Saturday, December 06, 2014

New Yale-New Haven Hospital helicopter equipped for critical care in the air

Yale New Haven Hospital's SkyHealth crew, Shawn Bowe, a flight paramedic, pilot Mike Kelley, and Ivonne Recupero, a flight nurse on the helicopter pad at Yale New Haven Hospital Thursday, December 4, 2014.


NEW HAVEN >> Yale-New Haven Hospital can now treat patients on the fly, as it transports them from another hospital.

Its new SkyHealth helicopter, an EC-135 chopper, allows a critical care nurse and paramedic to perform procedures in the air, rather than having to wait until the patient arrives at the hospital.

“When you’re talking about using the helicopter for critical-care patients, people think it’s all about speed,” said Dr. Evie Marcolini, medical director of SkyHealth. But it’s not about getting to the hospital faster. It’s really about being able to provide care during transport from one hospital to another.

“If you take that patient in a ground-transport service … that’s over an hour’s worth of time where a patient doesn’t get that level of critical care,” Marcolini said.

With the copter, “You don’t have out-of-hospital time because the crew in the helicopter can do the same things as the [intensive-care unit] there or the ICU here,” Marcolini said. “When they’re not flying they work in ICU in emergency departments … It’s a higher level of care than our ground transport.”

Ambulance crews are unable to perform many procedures, such as managing ventilations, giving certain high blood pressure medications and transfusions that can be done inside the small but well-equipped helicopter’s cabin.

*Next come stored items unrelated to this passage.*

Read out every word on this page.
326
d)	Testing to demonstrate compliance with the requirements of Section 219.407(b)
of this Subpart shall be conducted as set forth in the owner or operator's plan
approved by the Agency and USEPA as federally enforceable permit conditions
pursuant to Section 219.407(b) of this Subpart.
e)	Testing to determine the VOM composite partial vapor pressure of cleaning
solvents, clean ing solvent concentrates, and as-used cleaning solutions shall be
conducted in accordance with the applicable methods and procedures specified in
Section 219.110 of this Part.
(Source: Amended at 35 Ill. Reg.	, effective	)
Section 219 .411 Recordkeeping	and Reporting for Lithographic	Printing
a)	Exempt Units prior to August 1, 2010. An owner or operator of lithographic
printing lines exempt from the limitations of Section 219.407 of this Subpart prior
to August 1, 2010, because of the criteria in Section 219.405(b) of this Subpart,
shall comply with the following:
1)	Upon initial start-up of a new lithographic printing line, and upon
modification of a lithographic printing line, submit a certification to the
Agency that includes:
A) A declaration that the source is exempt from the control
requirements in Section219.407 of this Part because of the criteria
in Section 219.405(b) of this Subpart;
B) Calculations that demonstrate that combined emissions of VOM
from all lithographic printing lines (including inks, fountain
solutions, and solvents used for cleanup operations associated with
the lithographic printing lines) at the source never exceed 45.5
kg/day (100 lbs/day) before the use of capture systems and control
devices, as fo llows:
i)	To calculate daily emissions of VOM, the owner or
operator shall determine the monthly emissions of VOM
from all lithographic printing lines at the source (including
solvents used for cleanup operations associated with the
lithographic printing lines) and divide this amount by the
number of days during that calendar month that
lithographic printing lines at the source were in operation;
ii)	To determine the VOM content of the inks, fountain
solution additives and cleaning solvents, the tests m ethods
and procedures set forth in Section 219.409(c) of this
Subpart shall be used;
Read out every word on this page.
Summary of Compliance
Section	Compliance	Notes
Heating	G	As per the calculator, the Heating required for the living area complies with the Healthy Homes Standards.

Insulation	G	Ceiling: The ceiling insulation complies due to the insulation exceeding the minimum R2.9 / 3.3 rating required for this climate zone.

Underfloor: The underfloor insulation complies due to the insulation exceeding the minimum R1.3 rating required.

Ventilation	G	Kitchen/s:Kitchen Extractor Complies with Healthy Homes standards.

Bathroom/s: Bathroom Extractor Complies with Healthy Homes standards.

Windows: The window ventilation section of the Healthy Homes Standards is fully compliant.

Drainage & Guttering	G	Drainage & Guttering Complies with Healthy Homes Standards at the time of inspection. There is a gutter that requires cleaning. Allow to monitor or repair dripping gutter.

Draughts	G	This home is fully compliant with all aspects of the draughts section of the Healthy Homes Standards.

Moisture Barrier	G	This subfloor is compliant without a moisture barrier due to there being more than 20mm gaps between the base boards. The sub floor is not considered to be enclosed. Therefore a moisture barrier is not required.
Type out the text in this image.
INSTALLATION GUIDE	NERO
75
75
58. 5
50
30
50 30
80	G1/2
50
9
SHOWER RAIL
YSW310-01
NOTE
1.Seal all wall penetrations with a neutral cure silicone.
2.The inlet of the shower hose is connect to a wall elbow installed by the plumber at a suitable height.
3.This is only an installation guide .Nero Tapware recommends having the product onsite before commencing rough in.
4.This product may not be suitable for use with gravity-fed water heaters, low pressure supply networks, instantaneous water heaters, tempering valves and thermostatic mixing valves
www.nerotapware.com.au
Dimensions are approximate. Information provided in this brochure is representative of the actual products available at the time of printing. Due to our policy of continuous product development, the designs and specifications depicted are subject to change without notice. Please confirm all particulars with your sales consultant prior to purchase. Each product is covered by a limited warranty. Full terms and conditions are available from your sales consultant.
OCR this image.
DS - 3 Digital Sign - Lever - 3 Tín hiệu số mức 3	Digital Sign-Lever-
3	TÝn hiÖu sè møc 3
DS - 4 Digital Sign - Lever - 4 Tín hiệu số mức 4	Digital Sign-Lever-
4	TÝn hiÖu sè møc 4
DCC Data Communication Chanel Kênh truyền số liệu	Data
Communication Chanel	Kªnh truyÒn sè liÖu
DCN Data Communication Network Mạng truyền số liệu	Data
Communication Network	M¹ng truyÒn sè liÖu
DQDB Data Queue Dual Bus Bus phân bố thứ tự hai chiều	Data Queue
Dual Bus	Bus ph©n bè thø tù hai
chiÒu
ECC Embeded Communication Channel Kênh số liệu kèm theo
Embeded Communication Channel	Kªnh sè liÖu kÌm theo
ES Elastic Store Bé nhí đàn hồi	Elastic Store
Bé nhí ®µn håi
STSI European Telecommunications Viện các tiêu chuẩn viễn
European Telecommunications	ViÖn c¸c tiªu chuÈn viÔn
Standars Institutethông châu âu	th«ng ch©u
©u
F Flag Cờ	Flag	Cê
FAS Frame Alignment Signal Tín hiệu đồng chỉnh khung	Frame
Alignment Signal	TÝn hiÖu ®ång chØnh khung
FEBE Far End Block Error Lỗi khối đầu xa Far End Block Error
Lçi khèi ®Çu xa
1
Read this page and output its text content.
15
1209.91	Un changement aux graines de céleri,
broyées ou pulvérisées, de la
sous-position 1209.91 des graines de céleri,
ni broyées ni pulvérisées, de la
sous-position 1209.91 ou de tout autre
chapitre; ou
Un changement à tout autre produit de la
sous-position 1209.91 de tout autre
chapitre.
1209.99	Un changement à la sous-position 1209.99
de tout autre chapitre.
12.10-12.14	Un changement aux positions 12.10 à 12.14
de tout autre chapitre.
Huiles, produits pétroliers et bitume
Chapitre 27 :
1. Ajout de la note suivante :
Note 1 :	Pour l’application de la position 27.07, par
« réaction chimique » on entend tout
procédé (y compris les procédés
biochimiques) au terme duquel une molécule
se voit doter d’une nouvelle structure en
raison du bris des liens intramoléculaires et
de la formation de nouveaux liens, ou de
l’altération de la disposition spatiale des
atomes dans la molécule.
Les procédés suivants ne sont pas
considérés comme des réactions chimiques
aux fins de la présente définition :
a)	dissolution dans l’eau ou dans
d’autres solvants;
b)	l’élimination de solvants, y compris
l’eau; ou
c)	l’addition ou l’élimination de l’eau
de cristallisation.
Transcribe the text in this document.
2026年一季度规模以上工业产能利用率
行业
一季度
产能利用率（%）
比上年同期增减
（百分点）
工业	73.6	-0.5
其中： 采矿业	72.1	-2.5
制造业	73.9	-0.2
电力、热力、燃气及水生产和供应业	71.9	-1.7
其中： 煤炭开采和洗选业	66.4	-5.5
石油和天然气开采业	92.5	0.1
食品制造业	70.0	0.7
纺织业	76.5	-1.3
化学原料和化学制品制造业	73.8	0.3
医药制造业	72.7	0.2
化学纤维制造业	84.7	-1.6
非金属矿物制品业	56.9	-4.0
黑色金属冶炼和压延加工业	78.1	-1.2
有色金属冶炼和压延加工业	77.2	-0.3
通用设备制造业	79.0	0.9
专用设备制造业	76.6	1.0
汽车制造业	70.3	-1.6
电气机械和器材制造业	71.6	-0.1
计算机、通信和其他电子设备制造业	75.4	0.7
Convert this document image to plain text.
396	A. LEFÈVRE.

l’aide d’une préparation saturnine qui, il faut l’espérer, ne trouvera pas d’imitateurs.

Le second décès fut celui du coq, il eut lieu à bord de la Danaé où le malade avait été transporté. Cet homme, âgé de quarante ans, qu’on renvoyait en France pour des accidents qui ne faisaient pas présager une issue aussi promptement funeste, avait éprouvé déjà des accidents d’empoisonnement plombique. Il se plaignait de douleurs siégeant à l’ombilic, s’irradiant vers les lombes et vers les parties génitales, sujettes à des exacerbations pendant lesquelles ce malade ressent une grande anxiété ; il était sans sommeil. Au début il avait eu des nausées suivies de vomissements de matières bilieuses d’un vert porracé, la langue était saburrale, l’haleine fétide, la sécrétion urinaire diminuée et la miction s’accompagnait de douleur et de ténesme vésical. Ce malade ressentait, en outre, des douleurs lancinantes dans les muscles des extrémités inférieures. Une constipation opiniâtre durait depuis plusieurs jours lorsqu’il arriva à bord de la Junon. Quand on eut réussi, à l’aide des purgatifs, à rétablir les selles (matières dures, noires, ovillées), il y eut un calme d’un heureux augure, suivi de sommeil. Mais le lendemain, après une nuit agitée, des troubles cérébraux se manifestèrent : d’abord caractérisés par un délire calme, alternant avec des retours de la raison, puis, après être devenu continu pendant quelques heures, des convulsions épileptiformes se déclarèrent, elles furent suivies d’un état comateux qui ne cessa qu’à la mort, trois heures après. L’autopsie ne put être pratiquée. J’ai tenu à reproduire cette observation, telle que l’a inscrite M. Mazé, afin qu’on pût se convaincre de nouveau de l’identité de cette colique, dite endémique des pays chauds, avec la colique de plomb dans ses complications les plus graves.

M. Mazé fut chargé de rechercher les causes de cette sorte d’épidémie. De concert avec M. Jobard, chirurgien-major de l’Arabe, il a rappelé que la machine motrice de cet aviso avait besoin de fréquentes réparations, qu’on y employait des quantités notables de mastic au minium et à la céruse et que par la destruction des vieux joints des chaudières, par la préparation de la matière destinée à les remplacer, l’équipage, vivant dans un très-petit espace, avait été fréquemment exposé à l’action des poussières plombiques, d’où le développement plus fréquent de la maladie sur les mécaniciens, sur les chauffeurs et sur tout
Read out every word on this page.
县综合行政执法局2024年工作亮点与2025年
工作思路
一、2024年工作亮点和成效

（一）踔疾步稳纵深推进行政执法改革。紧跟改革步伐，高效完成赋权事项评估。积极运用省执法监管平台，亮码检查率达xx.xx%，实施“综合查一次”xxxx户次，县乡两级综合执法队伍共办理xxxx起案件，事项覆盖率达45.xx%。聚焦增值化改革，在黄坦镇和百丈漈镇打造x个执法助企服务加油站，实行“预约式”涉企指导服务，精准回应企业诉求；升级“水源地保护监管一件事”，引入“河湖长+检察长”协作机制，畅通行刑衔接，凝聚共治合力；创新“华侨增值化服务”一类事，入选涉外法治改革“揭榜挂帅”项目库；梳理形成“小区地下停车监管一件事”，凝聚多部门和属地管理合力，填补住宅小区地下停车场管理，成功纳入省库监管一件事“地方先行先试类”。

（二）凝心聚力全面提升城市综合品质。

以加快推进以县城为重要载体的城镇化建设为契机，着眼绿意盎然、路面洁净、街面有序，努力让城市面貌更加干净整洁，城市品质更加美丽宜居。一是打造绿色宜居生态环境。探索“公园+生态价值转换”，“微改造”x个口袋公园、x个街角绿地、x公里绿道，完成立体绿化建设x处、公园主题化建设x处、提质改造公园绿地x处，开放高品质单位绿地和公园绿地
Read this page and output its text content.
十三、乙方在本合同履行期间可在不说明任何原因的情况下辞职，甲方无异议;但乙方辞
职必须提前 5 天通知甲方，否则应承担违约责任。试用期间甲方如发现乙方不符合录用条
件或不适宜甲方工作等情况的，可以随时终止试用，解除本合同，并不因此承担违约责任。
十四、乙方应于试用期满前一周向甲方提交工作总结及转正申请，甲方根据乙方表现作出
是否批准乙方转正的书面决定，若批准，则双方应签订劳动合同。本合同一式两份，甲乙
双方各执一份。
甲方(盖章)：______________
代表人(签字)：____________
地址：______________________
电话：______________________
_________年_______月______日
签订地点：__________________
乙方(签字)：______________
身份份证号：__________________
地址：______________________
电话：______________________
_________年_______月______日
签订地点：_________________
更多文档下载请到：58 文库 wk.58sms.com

“We are flying about every other day, give or take,” said Don MacMillan, the coordinator of flight operations since SkyHealth took off in November. “Our main motivation was to provide that critical care that they would get here in the hospital [while] en route to our facilities.”

SkyHealth as an entity is less than two months old. It’s a partnership between the Yale New Haven Health System and North Shore-LIJ Health System on Long Island and transports patients to both Yale-New Haven and Bridgeport hospitals (Bridgeport is in the Yale New Haven Health System). Med-Trans of Lewisville, Texas, maintains the helicopter, provides the pilots and does the billing.

Med-Trans did not respond to a request for costs. A 2013 Stanford University study found that, for a hospital emergency helicopter to be cost-effective, it would have to have a 1.6 percent higher patient-survival rate than ground transport. Stanford’s report said the average cost of transport was about $6,500 in 2010.

“Last Friday, we had a patient with an aortic rupture that we transported,” said paramedic Shawn Bowe, although there was little need for in-flight care on that trip, he said.

Pilot Michael Kelley, an Army veteran, has more than 25 years of flight experience. During a short tour over the city from the top of the 13-story Yale-New Haven Hospital, the ride is smooth and quiet. It’s hard to tell when the helicopter has left the pad or when it’s touched down.

While it’s a tight fit, five people can fly along with a patient, who is brought onto and off the chopper through doors that open in the tail. “It’s built very nicely,” Kelley said. “It’s got redundant systems throughout everything.” It’s also got high-end GPS that “shows us where traffic is, where terrain is, where the weather is. It gives us full 360-degree awareness,” Kelley said.

So far, the helicopter has been used only to transport patients from one hospital, such as Lawrence and Memorial in New London, to Yale-New Haven or Bridgeport hospitals. Flights to the site of an accident or other medical crisis won’t be made for a while, Marcolini and MacMillan said.

“You could put a chest tube in if you went to a scene call,” said Marcolini, but the crew wants to get comfortable at “facility transfers” first.

The copter crew also can use the Y Access Line, so “any physician anywhere can call this hospital or any physician within the system and find a physician who will accept their patient,” MacMillan said.